私も「え?」と思わず声を漏らしてしまった。


ルシェスはにやりと笑って続ける。


「実を言うと、他国の貴族であるエリーヌ嬢を殺すのは、いろいろとリスクもあるんだよね。やむを得なければ殺すが、本当は殺したくないんだよ」


いやまあ、私はもう貴族ではないけどね。


「だから交換条件だ。君が僕に従うなら、その二人の命は見逃す。そうだな、即座に国外へ退去してもらう程度で許そう」


私は、思わず笑ってしまいそうになった。


ここでも国外退去の話が出るとはね。


私ってやつは、国外追放に縁がある人生なのかしら。


「ユレイラについても、身柄は拘束させてもらうが、殺しまではしない。この条件でどうだ?」


「……」


「イグーニドラシェルがいる以上、戦っても、君たちに勝機はないだろう? 利口な判断をすべきだと思うがね」


シャーロット殿下がひどく悩んだ顔になる。


動揺しているのが明らかだった。


ややあって、彼女は尋ねた。


「本当に……二人の命を、見逃していただけるんですの? ユレイラの命も、奪わないでいてくれるんですの?」


「ああ、約束するよ」


嘘臭いにも程があるな。


ついさっき『どうあっても殺す』と私に宣言したルシェスが、こんな一瞬で心変わりするとは思えない。


つまり、戯言。


戯言のプロだな、こいつは!


ただ、ルシェスの言葉は、殿下の心に毒のように広がっていくのが、よくわかった。


ルシェスの狙いは……


殿下の内にある、永世巫女になることへの罪悪感を刺激し、


さらに私やユレイラさんの命をダシにすることによって、刃向かうことが損だと思わせる。

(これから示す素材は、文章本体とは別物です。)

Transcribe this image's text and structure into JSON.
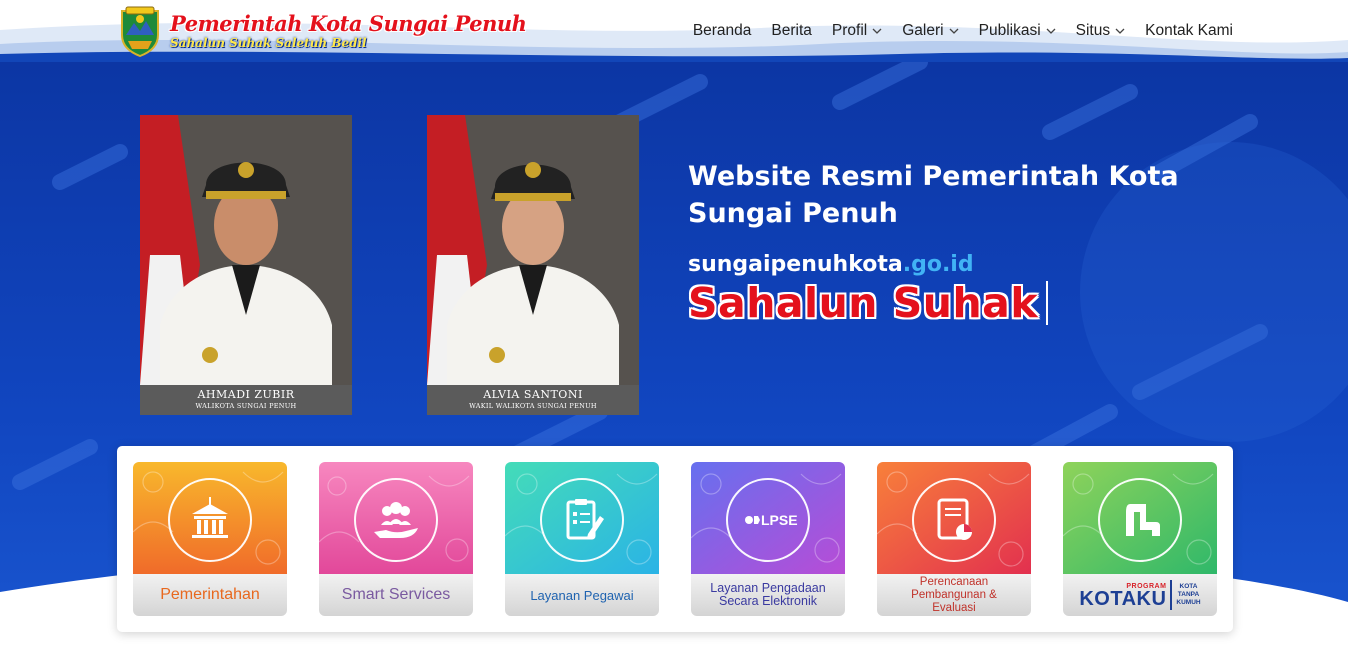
{
  "header": {
    "brand_title": "Pemerintah Kota Sungai Penuh",
    "brand_tagline": "Sahalun Suhak Saletuh Bedil",
    "nav": [
      {
        "label": "Beranda",
        "has_dropdown": false
      },
      {
        "label": "Berita",
        "has_dropdown": false
      },
      {
        "label": "Profil",
        "has_dropdown": true
      },
      {
        "label": "Galeri",
        "has_dropdown": true
      },
      {
        "label": "Publikasi",
        "has_dropdown": true
      },
      {
        "label": "Situs",
        "has_dropdown": true
      },
      {
        "label": "Kontak Kami",
        "has_dropdown": false
      }
    ]
  },
  "hero": {
    "title": "Website Resmi Pemerintah Kota Sungai Penuh",
    "domain_name": "sungaipenuhkota",
    "domain_tld": ".go.id",
    "typed_text": "Sahalun Suhak",
    "officials": [
      {
        "name": "AHMADI ZUBIR",
        "role": "WALIKOTA SUNGAI PENUH"
      },
      {
        "name": "ALVIA SANTONI",
        "role": "WAKIL WALIKOTA SUNGAI PENUH"
      }
    ]
  },
  "services": [
    {
      "label": "Pemerintahan",
      "icon": "government-building-icon",
      "color_top": "#f7b12b",
      "color_bottom": "#f06b2a",
      "label_color": "#e8681e"
    },
    {
      "label": "Smart Services",
      "icon": "people-hand-icon",
      "color_top": "#f77ab8",
      "color_bottom": "#e2489a",
      "label_color": "#7a5aa0"
    },
    {
      "label": "Layanan Pegawai",
      "icon": "clipboard-edit-icon",
      "color_top": "#3fd6c0",
      "color_bottom": "#2ab3e6",
      "label_color": "#1f63b0"
    },
    {
      "label": "Layanan Pengadaan Secara Elektronik",
      "icon": "lpse-icon",
      "icon_text": "LPSE",
      "color_top": "#6d6bf0",
      "color_bottom": "#b24bd6",
      "label_color": "#3a3aa0"
    },
    {
      "label": "Perencanaan Pembangunan & Evaluasi",
      "icon": "document-chart-icon",
      "color_top": "#f7773d",
      "color_bottom": "#e2304f",
      "label_color": "#c0322a"
    },
    {
      "label": "KOTAKU",
      "icon": "kotaku-logo-icon",
      "program_text": "PROGRAM",
      "sub_text": [
        "KOTA",
        "TANPA",
        "KUMUH"
      ],
      "color_top": "#59d07a",
      "color_bottom": "#2fb86a",
      "label_color": "#1d3f94"
    }
  ],
  "colors": {
    "hero_blue": "#0c36a4",
    "accent_red": "#e4111c",
    "domain_blue": "#41b3f5"
  }
}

ルシェスに従ったほうが賢明だ、と認識させれば、洗脳も効率よく進めることができるだろう。


(国外退去とか言ってるけど、実際は逃がさないだろうね。殿下の洗脳が終わるまで、私たちは監禁され、人質コース。で、洗脳が終わったら、私たちは処分される感じかな?)


ふむ……実に合理的だね。


フレッドとかが好きそうな手口だ。


とりあえず、このままでは殿下が引き込まれるかもしれない。


私は、口を挟むことにした。


「殿下。戯言に耳を貸すのは辞めたほうがいいと思いますよ。約束なんて本当に守られるか、わかったものじゃないですし」


「……ですが、この状況、従うほかありませんわ。あなたがたを見逃してもらうには、それしか」


「殿下を犠牲にして助かって、私たちが喜ぶとでも?」


「……たとえ喜んでもらえなくても、生きていてもらえるならば、わたくしは構いません。わたくし一人の犠牲で、あなたがたを助けられるなら、否はないですわ」


……もう6割ぐらい心が傾いているようだ。


でも。


そうか。


殿下にとって、私たちは、どうでもいい存在ではない。


切り捨てていい存在ではないんだね。


彼女の気持ちは良くわかった。


ふふふ。


なんだよ、王女様。


そんな覚悟を見せられたら、こっちもやる気が出ちゃうじゃん。


今、私の中で、殿下を救うという意思が固まった。


私は言った。


「殿下。あなたは何も悪いことはしていません」


「……え?」


「だってそうじゃないですか。『永世巫女になれば結婚しなくていい』というのは、王国のルールで決まってるんでしょ? そのルールのもとで、婚約破棄をしようとして何が悪いんですか?」


そう。


ルール的にいえば、正義は王女にある。


何も恥じることはない。


「あなたは、堂々と、王族の責任を放棄して、婚約破棄していいんですよ? だいたい、こんなゴミと結婚するなんて、心を病みますもんね? 私も元貴族ですし、気持ちはよくわかりますよ」


子爵令嬢として、顔すら知らない相手と婚約させられていたエリーヌ。


まあ、その男とは一度も会ったことがないまま、私が国外追放になったので、婚約については破棄された形になったが。


好きでもない相手との結婚なんて、男でも、女でも、イヤなものだ。


特に、ルシェスみたいなのとは、ね。